To achieve that balance, Ioana worked closely with Josef Shanley-Jackson and his team at Mitre and Mondays, a design and manufacturing studio specialising in “designing for disassembly.” This methodology exclusively uses recyclable products already in mass-production in adjacent industries (the anodised aluminium bolts that secure the lamp are commonly used in in motorcycle production) or creates custom products and objects from scratch, embedding circularity into each stage of their design—not an easy thing to do where electronics are concerned.

"Consumer electronics are incredibly wasteful and don't fit very easily into the circular narrative. But with the Gathering Lamp, we've created something that allows each component part to either be repaired and replaced, or sent back to the manufacturer to be recycled."

Josef Shanley-Jackson, Mitre & Mondays Director

“Consumer electronics are incredibly wasteful and don’t fit very easily into the circular narrative,” says Josef. “But with the Gathering Lamp, we’ve created something that allows each component part to either be repaired and replaced, or sent back to the manufacturer to be recycled.”

Led by Ioana’s design direction, Josef’s team worked through numerous iterations to arrive at something that celebrated the singular form of the tile. “There’s a real clarity of thinking when you’re showing someone a new material, but in a form that they recognise,” says Josef. “We’re not trying to overload too many ideas into a single object.”
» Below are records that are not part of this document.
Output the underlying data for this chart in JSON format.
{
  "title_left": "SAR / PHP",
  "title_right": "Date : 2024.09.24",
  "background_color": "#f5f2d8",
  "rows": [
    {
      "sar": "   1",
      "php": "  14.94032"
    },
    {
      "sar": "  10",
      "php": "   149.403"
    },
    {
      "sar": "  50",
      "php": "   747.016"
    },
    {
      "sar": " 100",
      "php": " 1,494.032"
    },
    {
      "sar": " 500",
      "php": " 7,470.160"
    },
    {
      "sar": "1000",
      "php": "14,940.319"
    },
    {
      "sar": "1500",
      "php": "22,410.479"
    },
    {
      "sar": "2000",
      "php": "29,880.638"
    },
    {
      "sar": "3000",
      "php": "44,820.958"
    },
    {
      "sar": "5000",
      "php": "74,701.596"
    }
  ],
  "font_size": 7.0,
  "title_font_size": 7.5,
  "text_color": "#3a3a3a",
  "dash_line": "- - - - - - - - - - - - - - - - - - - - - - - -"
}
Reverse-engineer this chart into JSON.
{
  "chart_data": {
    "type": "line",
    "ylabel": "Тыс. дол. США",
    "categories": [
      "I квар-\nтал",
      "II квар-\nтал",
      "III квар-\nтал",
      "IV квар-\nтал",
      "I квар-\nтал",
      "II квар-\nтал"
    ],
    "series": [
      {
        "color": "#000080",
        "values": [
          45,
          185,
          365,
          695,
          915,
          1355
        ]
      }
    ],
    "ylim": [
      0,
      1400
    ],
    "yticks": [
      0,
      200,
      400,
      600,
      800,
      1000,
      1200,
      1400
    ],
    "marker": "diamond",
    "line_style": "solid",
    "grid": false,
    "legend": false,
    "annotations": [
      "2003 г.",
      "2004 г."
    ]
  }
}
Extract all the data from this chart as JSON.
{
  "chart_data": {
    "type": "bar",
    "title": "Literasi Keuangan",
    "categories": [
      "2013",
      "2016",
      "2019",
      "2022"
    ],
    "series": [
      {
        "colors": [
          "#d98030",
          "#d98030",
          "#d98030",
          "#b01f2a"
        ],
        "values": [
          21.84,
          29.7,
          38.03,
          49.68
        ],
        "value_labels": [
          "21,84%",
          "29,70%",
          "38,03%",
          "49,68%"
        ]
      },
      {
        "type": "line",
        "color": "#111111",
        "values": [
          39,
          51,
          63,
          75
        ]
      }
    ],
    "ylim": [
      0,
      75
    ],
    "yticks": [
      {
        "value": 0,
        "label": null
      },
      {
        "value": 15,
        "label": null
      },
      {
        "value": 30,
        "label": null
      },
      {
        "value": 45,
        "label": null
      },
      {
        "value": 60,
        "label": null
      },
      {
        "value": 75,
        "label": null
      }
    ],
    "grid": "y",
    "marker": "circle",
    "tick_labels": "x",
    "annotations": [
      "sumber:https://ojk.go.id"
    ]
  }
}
“It’s a rectangular tile, so the lamp is going to look minimal,” says Ioana, but it breaks free from the hard industrial-modernist feel one might expect from a concrete product by virtue of the way it modulates light and casts shadow over its surroundings. Unadulterated by any adornment, the design gives the biocement material plenty of room to shine. And as the first in a series of products and home furnishings made from this new form of concrete, the intention is that the lamp forms the focal point of a growing collection around which people can gather to enact a more biophilic future.